Sin embargo, otra versión publicada en la página Spizzicainsalento la asociada a Marie de Rabutin-Chantal, Marquesa de Sévigné (1626 – 1696), conocida por sus excesos y abundante cultura epistolar. En una carta con fecha de 1671, declara el chocolate como una obsesión y dice “que un trozo diario de chocolate durante su embarazo, puede hacer que tenga un hijo negro como el diablo”. No hay registros que haya tenido un hijo de piel oscura, pero es difícil decir si esa declaración la dio ante la angustia de un amante de tez negra.

Desde entonces el postre se asociaba al chocolate, y en los diccionarios gastronómicos pertenece a la categoría de mousses y cuajados.  No es algo extraño la incorporación de biscochos o galletas, como otros postres que sus recetas son parecidas como tiramisú, bienmesabe, carlotas, tres leches, budines de pan,etc.

En Venezuela, la investigadora Cecilia Fuentes afirma que un recetario familiar datado en 1920, incluye la receta, donde los ingredientes son los siguientes: “1/2 libra de mantequilla, ½ libra de azúcar molida, 8 amarillas de huevo, 8 pastillas de chocolate, 1 taza de leche y 2 bolívares de plantillas”.

Las plantillas son las galletas champagne francesas, que se hicieron populares en el Venezuela a finales del siglo XIX.

Venezuela es el único país que utiliza la palabra “marquesa” para referirse a este tipo de preparaciones, que ya no se limitan al chocolate. Se ha variado tanto la fórmula que, técnicamente hablando, cualquier postre preparado con galletas – preferiblemente tipo María- y crema, se adapta a la definición; como las de almendras, parchita, arequipe, coco, oreo y limón.

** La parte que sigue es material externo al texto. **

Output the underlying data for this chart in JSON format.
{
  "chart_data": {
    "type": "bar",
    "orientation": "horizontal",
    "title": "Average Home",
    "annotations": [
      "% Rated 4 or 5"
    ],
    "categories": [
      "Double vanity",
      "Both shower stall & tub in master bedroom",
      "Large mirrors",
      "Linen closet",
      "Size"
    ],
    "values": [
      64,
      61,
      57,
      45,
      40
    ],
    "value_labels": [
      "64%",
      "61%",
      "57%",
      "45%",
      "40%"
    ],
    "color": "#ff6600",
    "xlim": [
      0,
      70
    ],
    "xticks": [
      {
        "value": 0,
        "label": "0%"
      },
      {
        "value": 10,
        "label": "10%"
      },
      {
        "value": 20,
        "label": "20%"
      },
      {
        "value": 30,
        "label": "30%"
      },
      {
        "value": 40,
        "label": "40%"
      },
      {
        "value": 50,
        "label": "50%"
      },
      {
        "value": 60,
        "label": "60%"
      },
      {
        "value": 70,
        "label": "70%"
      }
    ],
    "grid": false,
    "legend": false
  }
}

A mediados de los años sesenta, Ana Teresa Cifuentes conocida como la “perfecta ama de casa”, publicó una receta de “marqueza al whisky” (sic). Luego en 1982 Armando Scannone incluye la versión de chocolate en el libro rojo, pero con toda seguridad la fórmula ya era famosa.

Dos hechos muy importantes influyeron en la evolución de la receta: la aparición de la leche condensada en los anaqueles a mediados del siglo XX, en especial en los comisariatos de las petroleras y la impresión de la receta en los empaques de las galletas tipo María de Puig. Ambos aspectos fueron tan poderosos, que le dieron un perfil específico al postre. Al punto, que la mayoría de las que se encuentran en la actualidad incluyen ambos ingredientes.

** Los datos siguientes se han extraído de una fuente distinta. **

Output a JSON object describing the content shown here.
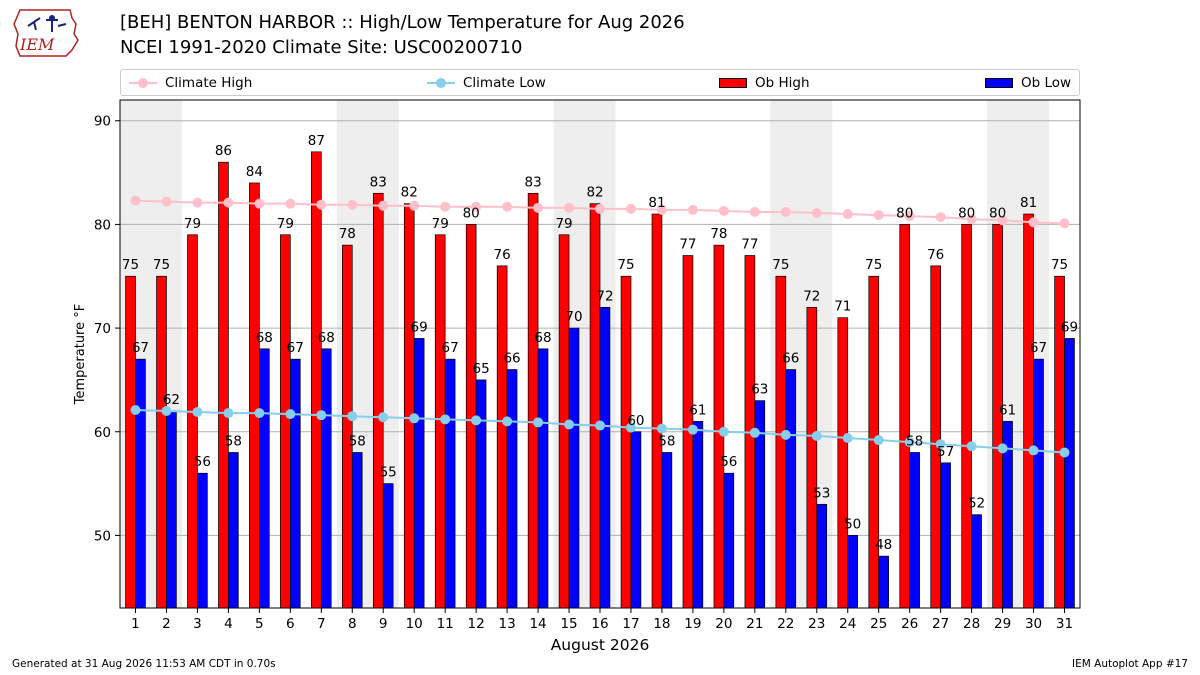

En 2003 irrumpió en el mercado nacional la marca “Qué marquesas!”, que acota en su etiqueta: “original de Mañongo”. Una clara referencia a una zona de Valencia, estado Carabobo. Aunque en su página no da mayores detalles más allá de ser una empresa familiar, deja claro la popularidad de un postre que se puede encontrar en las principales cadenas de supermercados y autoservicios en todo el territorio nacional, en más de quince versiones.

La marquesa algún día se le reconocerá como una receta propia, aparecerá en libros de cocina criolla, porque como hacemos con todos los platos que llegan a nuestros recetarios los convertimos en propios. La marquesa es tal vez la única representante de sangre azul en nuestra mesa.